Mumbai: A confusing city where less is more

Every day, as I sit on the train, looking out at the slums, train track welders, stray animals, crowds, skyscrapers, and never-ending sea of rubbish, I can’t help but think—this place can’t be real. The mixed scent of fragrant spices and fermenting sewage drifts through the air while the relentless horns, blaring party music, and clanking metal rattle my skull. It feels like I am living in an alternate reality—and in many ways, I am.

I was told that India would be a culture shock. I thought I was prepared for the busyness, the clothing, the language, the sheer vibrancy of it all. But I didn’t realise the shock would seep into every aspect of daily life. The enthusiasm with which people speak, the relentless bartering for everything, the constant rush even when you’re early, the spitting, the unwavering hospitality, the lack of rubbish bins, the birds, and the apparent inability to form a queue. These quirks define India, and adjusting to them has been part of the journey.

Like the mix of smells on the train, India is a place of stark contrasts. The most obvious is the entrenched juxtaposition between the rich and the poor. What fascinates me most is that there is no obvious divide, rather, an apparent coexistence. In Mumbai, wealth and poverty blend together seamlessly. A person living in the worst of slums is just a 10 rupee train ride away from a sprawling four-story shopping mall, while within the slums, well-groomed men in tailored pants and collared shirts walk among the crumbling structures.

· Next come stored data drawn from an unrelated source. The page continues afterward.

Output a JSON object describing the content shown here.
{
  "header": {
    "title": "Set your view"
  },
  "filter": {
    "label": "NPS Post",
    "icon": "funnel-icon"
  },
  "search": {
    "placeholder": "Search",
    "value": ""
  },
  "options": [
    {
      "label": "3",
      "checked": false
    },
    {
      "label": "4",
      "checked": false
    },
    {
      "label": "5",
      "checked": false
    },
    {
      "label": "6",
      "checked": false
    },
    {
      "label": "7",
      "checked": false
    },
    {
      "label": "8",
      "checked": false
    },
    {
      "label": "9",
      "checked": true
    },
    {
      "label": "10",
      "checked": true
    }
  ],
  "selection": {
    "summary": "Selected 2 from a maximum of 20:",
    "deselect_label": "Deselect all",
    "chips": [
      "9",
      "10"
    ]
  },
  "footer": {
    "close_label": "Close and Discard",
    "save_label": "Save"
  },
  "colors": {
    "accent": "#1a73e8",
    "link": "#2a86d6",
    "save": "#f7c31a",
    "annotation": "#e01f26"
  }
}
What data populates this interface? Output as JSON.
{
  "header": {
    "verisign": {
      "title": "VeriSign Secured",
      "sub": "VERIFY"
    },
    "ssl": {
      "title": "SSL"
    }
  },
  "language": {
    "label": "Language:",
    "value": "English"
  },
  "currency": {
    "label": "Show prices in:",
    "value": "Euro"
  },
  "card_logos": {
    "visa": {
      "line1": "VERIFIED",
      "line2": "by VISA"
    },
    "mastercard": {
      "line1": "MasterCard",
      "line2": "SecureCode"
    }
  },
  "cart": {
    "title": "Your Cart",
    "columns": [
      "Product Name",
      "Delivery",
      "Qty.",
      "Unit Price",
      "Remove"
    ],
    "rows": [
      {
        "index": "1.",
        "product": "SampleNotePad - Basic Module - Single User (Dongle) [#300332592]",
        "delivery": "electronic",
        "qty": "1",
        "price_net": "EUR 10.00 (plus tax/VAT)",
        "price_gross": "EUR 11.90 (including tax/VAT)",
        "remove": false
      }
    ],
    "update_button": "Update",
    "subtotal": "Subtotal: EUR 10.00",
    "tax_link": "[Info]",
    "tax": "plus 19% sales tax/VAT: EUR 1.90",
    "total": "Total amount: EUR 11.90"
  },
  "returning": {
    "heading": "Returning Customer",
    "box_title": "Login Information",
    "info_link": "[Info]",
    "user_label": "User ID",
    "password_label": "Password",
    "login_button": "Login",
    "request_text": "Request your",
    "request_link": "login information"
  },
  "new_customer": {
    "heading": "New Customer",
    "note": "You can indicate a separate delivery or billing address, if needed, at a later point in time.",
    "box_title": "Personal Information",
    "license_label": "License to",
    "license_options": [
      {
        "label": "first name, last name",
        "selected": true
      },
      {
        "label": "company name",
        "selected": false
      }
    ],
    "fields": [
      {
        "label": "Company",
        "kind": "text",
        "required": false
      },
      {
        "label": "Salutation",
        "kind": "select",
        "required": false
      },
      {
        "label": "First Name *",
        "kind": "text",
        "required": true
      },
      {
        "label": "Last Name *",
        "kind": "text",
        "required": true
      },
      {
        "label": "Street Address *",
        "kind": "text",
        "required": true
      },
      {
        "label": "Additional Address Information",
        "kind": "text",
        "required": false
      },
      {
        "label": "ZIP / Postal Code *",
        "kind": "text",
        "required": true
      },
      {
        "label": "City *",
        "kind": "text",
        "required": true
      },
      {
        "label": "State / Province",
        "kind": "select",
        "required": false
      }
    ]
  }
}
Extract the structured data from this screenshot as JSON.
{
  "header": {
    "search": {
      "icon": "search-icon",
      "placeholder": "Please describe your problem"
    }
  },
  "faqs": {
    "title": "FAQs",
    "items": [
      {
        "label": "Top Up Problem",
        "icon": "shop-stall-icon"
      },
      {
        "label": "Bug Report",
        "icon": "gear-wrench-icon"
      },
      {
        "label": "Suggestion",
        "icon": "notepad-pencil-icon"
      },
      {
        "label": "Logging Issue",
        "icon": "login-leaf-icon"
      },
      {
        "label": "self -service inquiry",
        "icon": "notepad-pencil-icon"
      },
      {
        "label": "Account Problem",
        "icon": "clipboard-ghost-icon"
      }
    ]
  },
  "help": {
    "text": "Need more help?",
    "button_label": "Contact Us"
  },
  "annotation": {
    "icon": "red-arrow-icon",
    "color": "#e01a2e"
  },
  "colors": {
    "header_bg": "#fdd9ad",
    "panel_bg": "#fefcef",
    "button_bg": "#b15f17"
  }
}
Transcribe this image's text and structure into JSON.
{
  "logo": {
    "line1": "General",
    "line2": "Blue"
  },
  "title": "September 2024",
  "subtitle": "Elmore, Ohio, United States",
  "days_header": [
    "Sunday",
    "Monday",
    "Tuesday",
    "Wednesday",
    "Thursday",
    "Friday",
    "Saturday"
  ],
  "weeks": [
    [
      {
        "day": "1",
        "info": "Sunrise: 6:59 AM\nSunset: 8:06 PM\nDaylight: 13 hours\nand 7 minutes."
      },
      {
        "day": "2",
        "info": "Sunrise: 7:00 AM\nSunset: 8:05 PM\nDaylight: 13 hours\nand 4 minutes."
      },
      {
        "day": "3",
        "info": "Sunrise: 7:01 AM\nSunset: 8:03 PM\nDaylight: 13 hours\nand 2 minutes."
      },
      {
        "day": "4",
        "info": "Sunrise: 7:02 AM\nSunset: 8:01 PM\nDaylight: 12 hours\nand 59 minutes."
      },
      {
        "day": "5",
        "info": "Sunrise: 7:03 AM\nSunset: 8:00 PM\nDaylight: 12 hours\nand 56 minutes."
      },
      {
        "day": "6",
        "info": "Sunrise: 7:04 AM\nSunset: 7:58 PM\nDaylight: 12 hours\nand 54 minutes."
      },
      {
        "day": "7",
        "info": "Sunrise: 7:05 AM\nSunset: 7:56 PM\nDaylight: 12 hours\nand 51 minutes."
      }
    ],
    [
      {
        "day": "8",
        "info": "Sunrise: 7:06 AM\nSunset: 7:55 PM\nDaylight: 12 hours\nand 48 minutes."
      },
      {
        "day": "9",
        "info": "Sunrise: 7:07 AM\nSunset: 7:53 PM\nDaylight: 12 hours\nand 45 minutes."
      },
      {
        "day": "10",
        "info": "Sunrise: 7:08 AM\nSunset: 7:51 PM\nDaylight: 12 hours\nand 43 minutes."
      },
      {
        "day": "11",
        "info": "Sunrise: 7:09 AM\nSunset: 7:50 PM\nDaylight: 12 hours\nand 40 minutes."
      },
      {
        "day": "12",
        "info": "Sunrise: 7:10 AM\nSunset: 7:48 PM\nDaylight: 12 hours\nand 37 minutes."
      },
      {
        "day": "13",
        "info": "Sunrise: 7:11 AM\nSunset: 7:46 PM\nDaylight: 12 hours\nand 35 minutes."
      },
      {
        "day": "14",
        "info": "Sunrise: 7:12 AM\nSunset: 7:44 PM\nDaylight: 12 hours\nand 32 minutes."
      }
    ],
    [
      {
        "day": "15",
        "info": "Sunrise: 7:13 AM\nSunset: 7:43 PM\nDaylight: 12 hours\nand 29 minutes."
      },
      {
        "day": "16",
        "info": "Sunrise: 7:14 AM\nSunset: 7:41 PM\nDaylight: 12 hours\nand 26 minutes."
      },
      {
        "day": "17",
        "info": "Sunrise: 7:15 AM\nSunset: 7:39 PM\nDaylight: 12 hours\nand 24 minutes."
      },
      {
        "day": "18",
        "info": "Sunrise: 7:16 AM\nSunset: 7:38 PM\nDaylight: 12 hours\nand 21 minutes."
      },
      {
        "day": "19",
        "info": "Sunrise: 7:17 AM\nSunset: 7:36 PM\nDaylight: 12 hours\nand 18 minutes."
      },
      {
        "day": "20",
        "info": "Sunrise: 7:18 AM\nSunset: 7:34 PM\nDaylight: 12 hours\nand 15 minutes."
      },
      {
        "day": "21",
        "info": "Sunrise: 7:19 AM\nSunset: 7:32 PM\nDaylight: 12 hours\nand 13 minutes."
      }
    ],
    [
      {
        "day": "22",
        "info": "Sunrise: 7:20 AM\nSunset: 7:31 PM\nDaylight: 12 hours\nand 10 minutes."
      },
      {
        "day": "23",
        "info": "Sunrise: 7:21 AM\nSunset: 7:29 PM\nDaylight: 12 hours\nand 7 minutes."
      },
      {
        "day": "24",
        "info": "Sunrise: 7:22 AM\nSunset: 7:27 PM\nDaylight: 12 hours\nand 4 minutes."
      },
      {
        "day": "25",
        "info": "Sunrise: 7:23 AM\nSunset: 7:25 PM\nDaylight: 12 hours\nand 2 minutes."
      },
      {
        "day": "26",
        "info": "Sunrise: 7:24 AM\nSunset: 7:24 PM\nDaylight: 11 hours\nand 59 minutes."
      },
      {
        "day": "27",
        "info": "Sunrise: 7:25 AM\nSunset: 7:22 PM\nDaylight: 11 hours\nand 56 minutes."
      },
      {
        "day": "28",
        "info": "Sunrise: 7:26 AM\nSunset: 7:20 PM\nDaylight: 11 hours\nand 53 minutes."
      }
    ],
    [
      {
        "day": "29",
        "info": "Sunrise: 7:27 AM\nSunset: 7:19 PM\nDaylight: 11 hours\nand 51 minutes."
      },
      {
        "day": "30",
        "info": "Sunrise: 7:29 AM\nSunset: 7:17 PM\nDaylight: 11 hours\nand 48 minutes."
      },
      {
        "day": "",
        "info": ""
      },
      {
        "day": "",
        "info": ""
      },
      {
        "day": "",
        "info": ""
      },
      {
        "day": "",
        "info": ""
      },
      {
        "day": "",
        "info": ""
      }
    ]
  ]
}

My time at Doctors For You has been incredible. The NGO has been so welcoming, and Sarah and I have had the chance to experience so much. We’ve been to mobile camps in the slums, tuberculosis clinics, primary schools, Republic Day celebrations, sanitation and hygiene drives, a post-mortem, and more. There have been many highlights, but one challenge I’ve struggled with is a sense of futility. At first, I questioned the impact of the NGO’s work—what’s the point of treating a patient if they are simply returning to the same conditions that made them sick?

In New Zealand, the mindset is to do everything possible for every patient. All the necessary investigations and treatments are arranged, and time is taken to talk to the patient to uncover additional concerns. In Lallubhai, a patient walks in, says one sentence, the doctor prescribes medication without examination, gives some basic advice, and moves on. I initially found this difficult to comprehend—sure, they could see 70 patients in an afternoon but wasn’t the standard of care suffering?

Then, one of the doctors said something that changed my perspective: “In areas like this, you can’t help anyone with everything, but you must help everyone with something.” Working in the slums is a constant balancing act—deciding which condition is the most urgent, which medicine is the most vital, whether a patient truly needs a CT scan or if their money is better spent on food. Watching her navigate these dilemmas was extremely humbling. Yes, maybe one more test or tablet could have made a difference for a patient, but today, 69 other patients were seen, and they all left at least 1% better. Perhaps that’s more meaningful than helping five people to 100% of your capabilities.